Sortir la tête de l’eau Au-delà du débat sur les causes du cycle, il ne s’agit pas d’une fatalité à subir et un cycle peut être géré. L’assureur britannique Lloyd’s a publié en 2006 ses «sept étapes» pour surmonter les cycles d’assurances :
1. Ne pas suivre la foule : les assureurs doivent se préparer à sortir des segments de marché dont le niveau de tarif est inférieur à la prime pure (coût de revient du risque).
2. Investir constamment dans les derniers outils de risk management. Les assureurs doivent devenir de véritables laboratoires de tests et d’adoption des derniers modèles mathématiques et scientifiques de mesure et de gestion des risques. Leur pleine utilisation doit guider toutes les décisions de tarification et de couverture.
3. Ne pas laisser l’excédent de capital dicter la politique de souscription. Avec des capitaux réels représentant plusieurs fois le minimum réglementaire, les assureurs peuvent être amenés à utiliser cet excès dans la course aux parts de marchés détruisant ainsi une valeur substantielle pour l’actionnaire.
4. Ne pas se laisser illusionner par l’importance des résultats de placements et maintenir une rigoureuse discipline de souscription, en séparant les deux métiers (couverture des risques et gestion d’actifs) et en les pilotant séparément.
5. Ne pas laisser quelques gros sinistres alimenter l’envie d’une hausse générale des tarifs.
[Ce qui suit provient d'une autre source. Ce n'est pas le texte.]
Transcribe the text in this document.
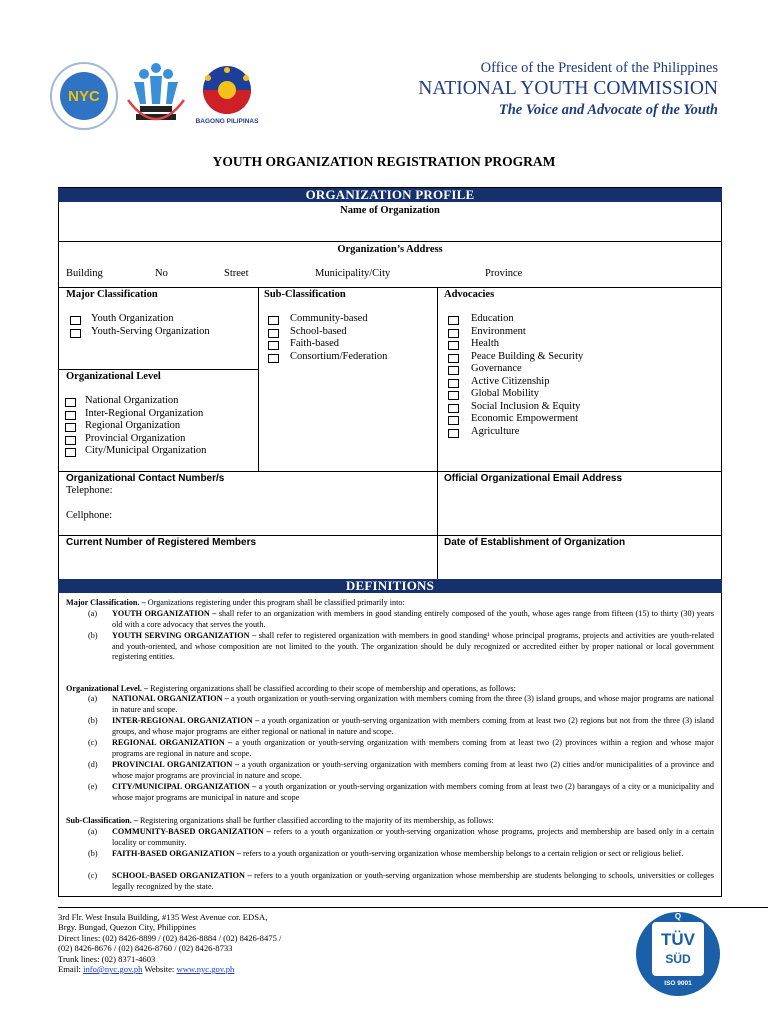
NYC
BAGONG PILIPINAS
Office of the President of the Philippines
NATIONAL YOUTH COMMISSION
The Voice and Advocate of the Youth
YOUTH ORGANIZATION REGISTRATION PROGRAM
ORGANIZATION PROFILE
Name of Organization
Organization’s Address
Building	No	Street	Municipality/City	Province
Major Classification
Youth Organization
Youth-Serving Organization
Sub-Classification
Community-based
School-based
Faith-based
Consortium/Federation
Advocacies
Education
Environment
Health
Peace Building & Security
Governance
Active Citizenship
Global Mobility
Social Inclusion & Equity
Economic Empowerment
Agriculture
Organizational Level
National Organization
Inter-Regional Organization
Regional Organization
Provincial Organization
City/Municipal Organization
Organizational Contact Number/s
Telephone:
Cellphone:
Official Organizational Email Address
Current Number of Registered Members	Date of Establishment of Organization
DEFINITIONS
Major Classification. – Organizations registering under this program shall be classified primarily into:
(a) YOUTH ORGANIZATION – shall refer to an organization with members in good standing entirely composed of the youth, whose ages range from fifteen (15) to thirty (30) years old with a core advocacy that serves the youth.
(b) YOUTH SERVING ORGANIZATION – shall refer to registered organization with members in good standing¹ whose principal programs, projects and activities are youth-related and youth-oriented, and whose composition are not limited to the youth. The organization should be duly recognized or accredited either by proper national or local government registering entities.
Organizational Level. – Registering organizations shall be classified according to their scope of membership and operations, as follows:
(a) NATIONAL ORGANIZATION – a youth organization or youth-serving organization with members coming from the three (3) island groups, and whose major programs are national in nature and scope.
(b) INTER-REGIONAL ORGANIZATION – a youth organization or youth-serving organization with members coming from at least two (2) regions but not from the three (3) island groups, and whose major programs are either regional or national in nature and scope.
(c) REGIONAL ORGANIZATION – a youth organization or youth-serving organization with members coming from at least two (2) provinces within a region and whose major programs are regional in nature and scope.
(d) PROVINCIAL ORGANIZATION – a youth organization or youth-serving organization with members coming from at least two (2) cities and/or municipalities of a province and whose major programs are provincial in nature and scope.
(e) CITY/MUNICIPAL ORGANIZATION – a youth organization or youth-serving organization with members coming from at least two (2) barangays of a city or a municipality and whose major programs are municipal in nature and scope
Sub-Classification. – Registering organizations shall be further classified according to the majority of its membership, as follows:
(a) COMMUNITY-BASED ORGANIZATION – refers to a youth organization or youth-serving organization whose programs, projects and membership are based only in a certain locality or community.
(b) FAITH-BASED ORGANIZATION – refers to a youth organization or youth-serving organization whose membership belongs to a certain religion or sect or religious belief.
(c) SCHOOL-BASED ORGANIZATION – refers to a youth organization or youth-serving organization whose membership are students belonging to schools, universities or colleges legally recognized by the state.
3rd Flr. West Insula Building, #135 West Avenue cor. EDSA,
Brgy. Bungad, Quezon City, Philippines
Direct lines: (02) 8426-8899 / (02) 8426-8884 / (02) 8426-8475 /
(02) 8426-8676 / (02) 8426-8760 / (02) 8426-8733
Trunk lines: (02) 8371-4603
Email: info@nyc.gov.ph Website: www.nyc.gov.ph
Q
TÜV
SÜD
ISO 9001
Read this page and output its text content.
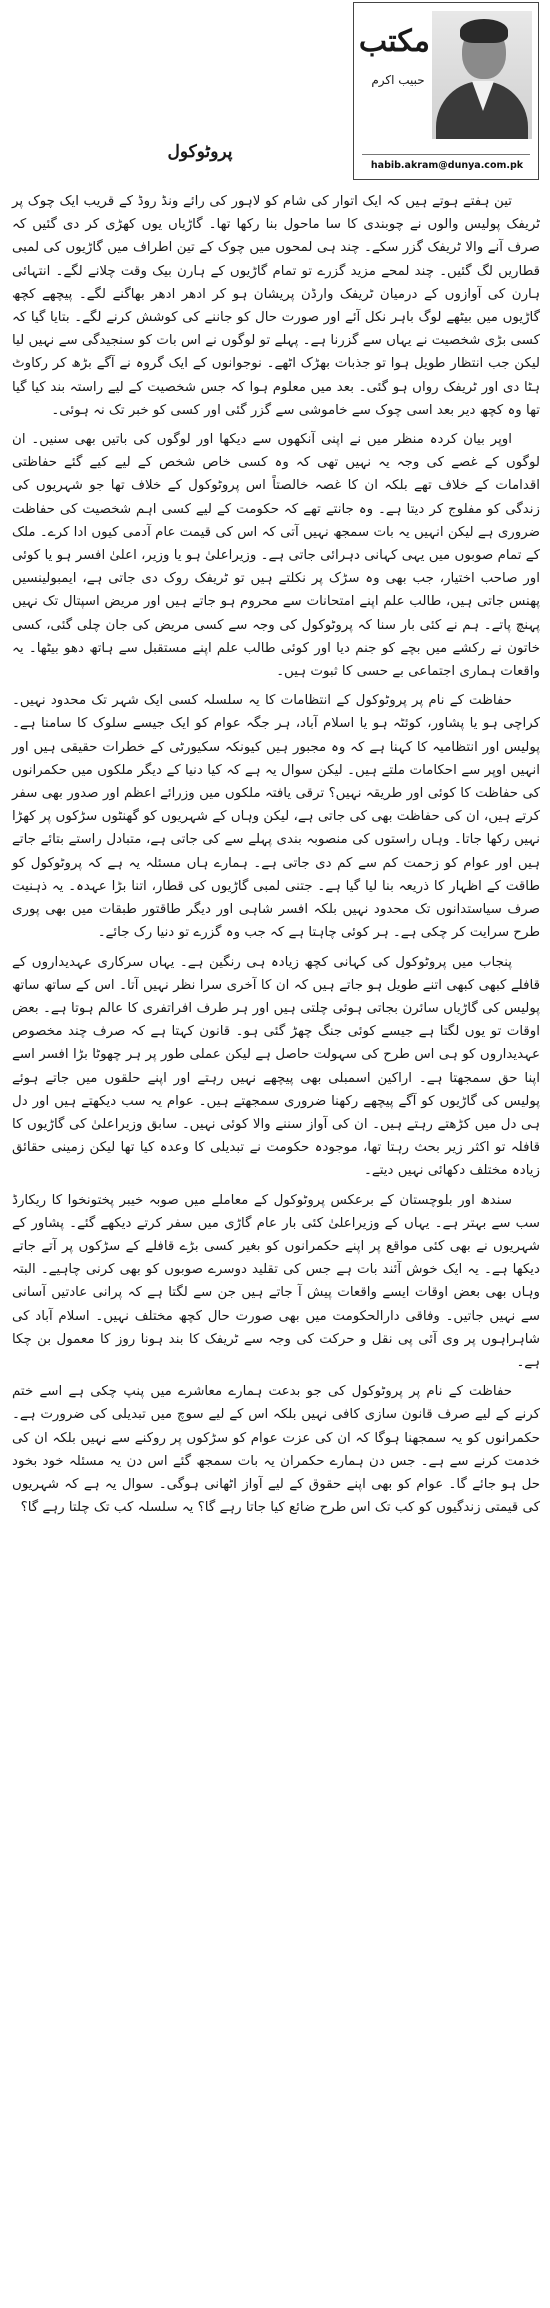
مکتب
حبیب اکرم
habib.akram@dunya.com.pk
پروٹوکول

تین ہفتے ہوتے ہیں کہ ایک اتوار کی شام کو لاہور کی رائے ونڈ روڈ کے قریب ایک چوک پر ٹریفک پولیس والوں نے چوبندی کا سا ماحول بنا رکھا تھا۔ گاڑیاں یوں کھڑی کر دی گئیں کہ صرف آنے والا ٹریفک گزر سکے۔ چند ہی لمحوں میں چوک کے تین اطراف میں گاڑیوں کی لمبی قطاریں لگ گئیں۔ چند لمحے مزید گزرے تو تمام گاڑیوں کے ہارن بیک وقت چلانے لگے۔ انتہائی ہارن کی آوازوں کے درمیان ٹریفک وارڈن پریشان ہو کر ادھر ادھر بھاگنے لگے۔ پیچھے کچھ گاڑیوں میں بیٹھے لوگ باہر نکل آئے اور صورت حال کو جاننے کی کوشش کرنے لگے۔ بتایا گیا کہ کسی بڑی شخصیت نے یہاں سے گزرنا ہے۔ پہلے تو لوگوں نے اس بات کو سنجیدگی سے نہیں لیا لیکن جب انتظار طویل ہوا تو جذبات بھڑک اٹھے۔ نوجوانوں کے ایک گروہ نے آگے بڑھ کر رکاوٹ ہٹا دی اور ٹریفک رواں ہو گئی۔ بعد میں معلوم ہوا کہ جس شخصیت کے لیے راستہ بند کیا گیا تھا وہ کچھ دیر بعد اسی چوک سے خاموشی سے گزر گئی اور کسی کو خبر تک نہ ہوئی۔

اوپر بیان کردہ منظر میں نے اپنی آنکھوں سے دیکھا اور لوگوں کی باتیں بھی سنیں۔ ان لوگوں کے غصے کی وجہ یہ نہیں تھی کہ وہ کسی خاص شخص کے لیے کیے گئے حفاظتی اقدامات کے خلاف تھے بلکہ ان کا غصہ خالصتاً اس پروٹوکول کے خلاف تھا جو شہریوں کی زندگی کو مفلوج کر دیتا ہے۔ وہ جانتے تھے کہ حکومت کے لیے کسی اہم شخصیت کی حفاظت ضروری ہے لیکن انہیں یہ بات سمجھ نہیں آتی کہ اس کی قیمت عام آدمی کیوں ادا کرے۔ ملک کے تمام صوبوں میں یہی کہانی دہرائی جاتی ہے۔ وزیراعلیٰ ہو یا وزیر، اعلیٰ افسر ہو یا کوئی اور صاحب اختیار، جب بھی وہ سڑک پر نکلتے ہیں تو ٹریفک روک دی جاتی ہے، ایمبولینسیں پھنس جاتی ہیں، طالب علم اپنے امتحانات سے محروم ہو جاتے ہیں اور مریض اسپتال تک نہیں پہنچ پاتے۔ ہم نے کئی بار سنا کہ پروٹوکول کی وجہ سے کسی مریض کی جان چلی گئی، کسی خاتون نے رکشے میں بچے کو جنم دیا اور کوئی طالب علم اپنے مستقبل سے ہاتھ دھو بیٹھا۔ یہ واقعات ہماری اجتماعی بے حسی کا ثبوت ہیں۔

حفاظت کے نام پر پروٹوکول کے انتظامات کا یہ سلسلہ کسی ایک شہر تک محدود نہیں۔ کراچی ہو یا پشاور، کوئٹہ ہو یا اسلام آباد، ہر جگہ عوام کو ایک جیسے سلوک کا سامنا ہے۔ پولیس اور انتظامیہ کا کہنا ہے کہ وہ مجبور ہیں کیونکہ سکیورٹی کے خطرات حقیقی ہیں اور انہیں اوپر سے احکامات ملتے ہیں۔ لیکن سوال یہ ہے کہ کیا دنیا کے دیگر ملکوں میں حکمرانوں کی حفاظت کا کوئی اور طریقہ نہیں؟ ترقی یافتہ ملکوں میں وزرائے اعظم اور صدور بھی سفر کرتے ہیں، ان کی حفاظت بھی کی جاتی ہے، لیکن وہاں کے شہریوں کو گھنٹوں سڑکوں پر کھڑا نہیں رکھا جاتا۔ وہاں راستوں کی منصوبہ بندی پہلے سے کی جاتی ہے، متبادل راستے بتائے جاتے ہیں اور عوام کو زحمت کم سے کم دی جاتی ہے۔ ہمارے ہاں مسئلہ یہ ہے کہ پروٹوکول کو طاقت کے اظہار کا ذریعہ بنا لیا گیا ہے۔ جتنی لمبی گاڑیوں کی قطار، اتنا بڑا عہدہ۔ یہ ذہنیت صرف سیاستدانوں تک محدود نہیں بلکہ افسر شاہی اور دیگر طاقتور طبقات میں بھی پوری طرح سرایت کر چکی ہے۔ ہر کوئی چاہتا ہے کہ جب وہ گزرے تو دنیا رک جائے۔

پنجاب میں پروٹوکول کی کہانی کچھ زیادہ ہی رنگین ہے۔ یہاں سرکاری عہدیداروں کے قافلے کبھی کبھی اتنے طویل ہو جاتے ہیں کہ ان کا آخری سرا نظر نہیں آتا۔ اس کے ساتھ ساتھ پولیس کی گاڑیاں سائرن بجاتی ہوئی چلتی ہیں اور ہر طرف افراتفری کا عالم ہوتا ہے۔ بعض اوقات تو یوں لگتا ہے جیسے کوئی جنگ چھڑ گئی ہو۔ قانون کہتا ہے کہ صرف چند مخصوص عہدیداروں کو ہی اس طرح کی سہولت حاصل ہے لیکن عملی طور پر ہر چھوٹا بڑا افسر اسے اپنا حق سمجھتا ہے۔ اراکین اسمبلی بھی پیچھے نہیں رہتے اور اپنے حلقوں میں جاتے ہوئے پولیس کی گاڑیوں کو آگے پیچھے رکھنا ضروری سمجھتے ہیں۔ عوام یہ سب دیکھتے ہیں اور دل ہی دل میں کڑھتے رہتے ہیں۔ ان کی آواز سننے والا کوئی نہیں۔ سابق وزیراعلیٰ کی گاڑیوں کا قافلہ تو اکثر زیر بحث رہتا تھا، موجودہ حکومت نے تبدیلی کا وعدہ کیا تھا لیکن زمینی حقائق زیادہ مختلف دکھائی نہیں دیتے۔

سندھ اور بلوچستان کے برعکس پروٹوکول کے معاملے میں صوبہ خیبر پختونخوا کا ریکارڈ سب سے بہتر ہے۔ یہاں کے وزیراعلیٰ کئی بار عام گاڑی میں سفر کرتے دیکھے گئے۔ پشاور کے شہریوں نے بھی کئی مواقع پر اپنے حکمرانوں کو بغیر کسی بڑے قافلے کے سڑکوں پر آتے جاتے دیکھا ہے۔ یہ ایک خوش آئند بات ہے جس کی تقلید دوسرے صوبوں کو بھی کرنی چاہیے۔ البتہ وہاں بھی بعض اوقات ایسے واقعات پیش آ جاتے ہیں جن سے لگتا ہے کہ پرانی عادتیں آسانی سے نہیں جاتیں۔ وفاقی دارالحکومت میں بھی صورت حال کچھ مختلف نہیں۔ اسلام آباد کی شاہراہوں پر وی آئی پی نقل و حرکت کی وجہ سے ٹریفک کا بند ہونا روز کا معمول بن چکا ہے۔

حفاظت کے نام پر پروٹوکول کی جو بدعت ہمارے معاشرے میں پنپ چکی ہے اسے ختم کرنے کے لیے صرف قانون سازی کافی نہیں بلکہ اس کے لیے سوچ میں تبدیلی کی ضرورت ہے۔ حکمرانوں کو یہ سمجھنا ہوگا کہ ان کی عزت عوام کو سڑکوں پر روکنے سے نہیں بلکہ ان کی خدمت کرنے سے ہے۔ جس دن ہمارے حکمران یہ بات سمجھ گئے اس دن یہ مسئلہ خود بخود حل ہو جائے گا۔ عوام کو بھی اپنے حقوق کے لیے آواز اٹھانی ہوگی۔ سوال یہ ہے کہ شہریوں کی قیمتی زندگیوں کو کب تک اس طرح ضائع کیا جاتا رہے گا؟ یہ سلسلہ کب تک چلتا رہے گا؟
Celle-ci sera mal vécue aussi bien par les clients que par les réseaux de distribution.
6. Allouer intelligemment le capital aux branches où les marges ne sont pas étriquées et réduire l’exposition dans les risques touchés par le cycle.
7. Mettre en place des systèmes de rémunération variables pour les souscripteurs et les managers, indexés sur les résultats techniques (hors résultat des placements) et l’utilisation des
capitaux.
Au Maroc, dans leur gestion du cycle, les assureurs doivent éviter les approches générales et binaires et leur substituer des traitements propres à chaque segment de marché :

Risques industriels
Dans ce segment de marché, le niveau des primes est historiquement bas, conséquence de plusieurs années de guerre tarifaire entre des compagnies aux capacités de souscription structurellement excédentaires. Aujourd'hui, il est extrêmement difficile d'envisager des hausses du tarif, dans un climat de récession et d'élasticité négative de la demande au prix. Ainsi, une hausse des prix est susceptible de provoquer une variation à la baisse des volumes de la demande, notamment dans les risques non obligatoires. À cela, il faut ajouter la pression qu'exerceront les réseaux de distribution, dont le nombre s'est considérablement accru ces dernières années, pour préserver leurs portefeuilles. Le maintien de la profitabilité relève de l'action chirurgicale dans la conception et psychologique dans la communication :
• Toilettage des conditions générales et particulières des contrats (qui peuvent s'avérer assez généreuses).
• Recrutement et formation de «product experts».
• Instauration d'une stricte discipline écrite de souscription, de tarification et d'indemnisation.
• Renforcement de la surveillance du portefeuille pour n'agir que sur les contrats chroniquement déficitaires et tirer les enseignements du déficit.
• Structuration et formalisation d'une relation commerciale de proximité pour expliquer au réseau et aux clients les décisions difficiles que la compagnie peut être amenée à prendre à leur endroit.

Assurances automobile
Dans cette branche, la problématique est toute autre. Le niveau de marge technique, compte tenu du tarif actuel, ne dépassera pas 5 à 6% des primes, en raison d'un S/P presque à son niveau incompressible de 65% (68% dans des marchés matures). À l'instar des Accidents du travail, c'est une branche qui demeure foncièrement dépendante du profit sur placements pour plusieurs raisons : produit obligatoire et «commoditisé», tarif sous entente et cycle long de dénouement des sinistres. Ces deux branches représentent à elles seules 79% de la marge en Non Vie du secteur. D'autre part, l'accélération des délais de remboursement (nouveau cheval de bataille entre compagnies) réduit le levier de placement (placements affectés/primes encaissées) et donc le résultat financier. Dans ces conditions, la profitabilité ne peut être boostée qu'en agissant sur l'un des quatre leviers suivants :
• Meilleure segmentation de la clientèle.
• Développement de modèles robustes de tarification.
• Implantation du réseau : le S/P étant en partie expliqué par la région, le choix de la zone d’implantation devient ainsi primordial.
• Réduction du coefficient d'exploitation, en favorisant la distribution directe et en maîtrisant les frais généraux par une refonte des process de souscription et surtout de gestion des indemnisations, fortement consommateurs en ressources.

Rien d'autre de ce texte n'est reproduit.